The problem with encouraging firms to maximize shareholder welfare is how to prevent managers and special interests from diverting corporate resources in the name of shareholder welfare to causes that provide them, their family, or their friends with private benefits.
Hart and Zingales argue that managers should be encouraged to maximize shareholder welfare and not market value. In the abstract, this should not be controversial: firms are just collective enterprises by which investors, workers, managers, and others band together to advance a goal that they cannot achieve on their own. It would be odd in a free enterprise system if investors were not allowed to set up a firm to advance goals that matter to them in addition to increasing their wealth.
The problem is how to prevent managers and special interests from diverting corporate resources in the name of shareholder welfare to causes that provide them, their family, or their friends with private benefits. Diversion of corporate resources for private benefits is a huge concern in many parts of the world, where investors have weaker legal protections than in the United States. At its most blatant, such diversion takes the form of transferring cash to an outside interest, but using corporate funds for social causes that benefit only a subset of shareholders is functionally the same thing.
A virtue of Friedman’s prescription to maximize firm value is that value maximization is easy to monitor and enforce. For example, when a firm receives competing takeover bids, the Revlon Rule requires the board to accept the one offering the highest price, even if the board believes that a lower-price offer might have advantages beyond shareholder value. Allowing managers to maximize shareholder welfare runs the risk of giving managers a license to pursue private benefits under the guise of advancing shareholder welfare in some broader sense.
Hart and Zingales are aware of and explicit about the challenges of implementation, but I would say they need to be brought more to the front. They suggest that shareholder voting can be used to determine what shareholders want, and in this way managers’ scope of action will be constrained. Voting seems like the right way to go (perhaps the only way to go?), and we have extensive experience in using voting to manage collective decisions in the public sector. But that experience also tells us voting systems can be manipulated, can empower special interests, and can exacerbate conflicts. Scholars and regulators have only begun to consider the serious challenges associated with shareholder voting:
In practice, shareholder voting systems are likely to be dominated by special interests such as labor unions and public employee unions. This is already the case for shareholder proposals. Value-focused investors are largely passive, and would rather sell if they don’t like the company’s policies than invest in campaigns to change policy. How do we run elections in a way that ensures that special interests don’t dominate simply because they are more motivated?

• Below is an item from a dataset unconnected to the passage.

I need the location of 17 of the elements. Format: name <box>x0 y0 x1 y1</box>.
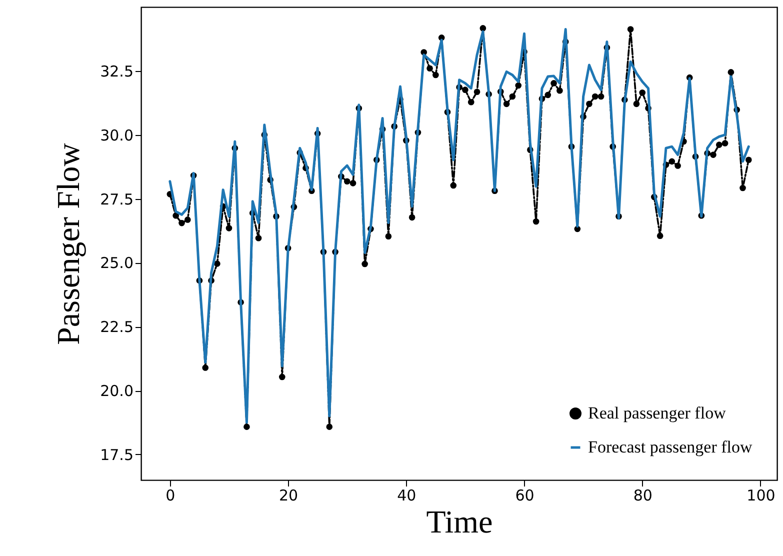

In practice, passive investors are heavily influenced by a small number of proxy advisory companies, notably ISS and Glass Lewis, that dominate the market. How these companies arrive at their recommendations is a mystery to many informed observers, and there is concern that they might be influenced by the managers of corporations to which they sell consulting services. How do we ensure that uninformed passive investors get the information they need to make the right decisions?
Shareholders are unlikely to agree on whether or not a company should pursue nonfinancial objectives. If 51 percent of shareholders vote to divert corporate resources into a social cause they support that is opposed by the other 49 percent, there has essentially been a wealth transfer from the 49 percent to the 51 percent. Do we want a system in which shareholders can redistribute corporate resources from one group to another through voting? How do we prevent dissipative rent-seeking using the company’s resources? Would allowing this sort of between-shareholder redistribution be advantageous for capital markets, or would it raise the price of financing by adding a new risk of expropriation?
None of this is to dismiss shareholder voting. Hart and Zingales seem right in arguing that shareholders should be able to direct corporate resources as they choose. It is hard to see a problem with a company that at its founding declares that 1 percent of revenue will be donated to a particular cause; as long as it sticks to the plan, investors know what they are getting, and there is no expropriation taking place. One proposal would be to permit non-value-maximizing policies that are explicit when the company goes public, but require managers to gain shareholder approval before they initiate new actions to advance non-value goals. In terms of the pursuit of nonpecuniary objectives, such a rule would be more expansive in some respects and less expansive in other respects. It would be more expansive by allowing managers to explicitly pursue nonfinancial objective and not be in violation of their fiduciary duties when shareholders give the green light. It would be more restrictive in that a variety of current practices, such as charitable contributions, could not be pursued by managers acting unilaterally, but would require shareholder approval in the future.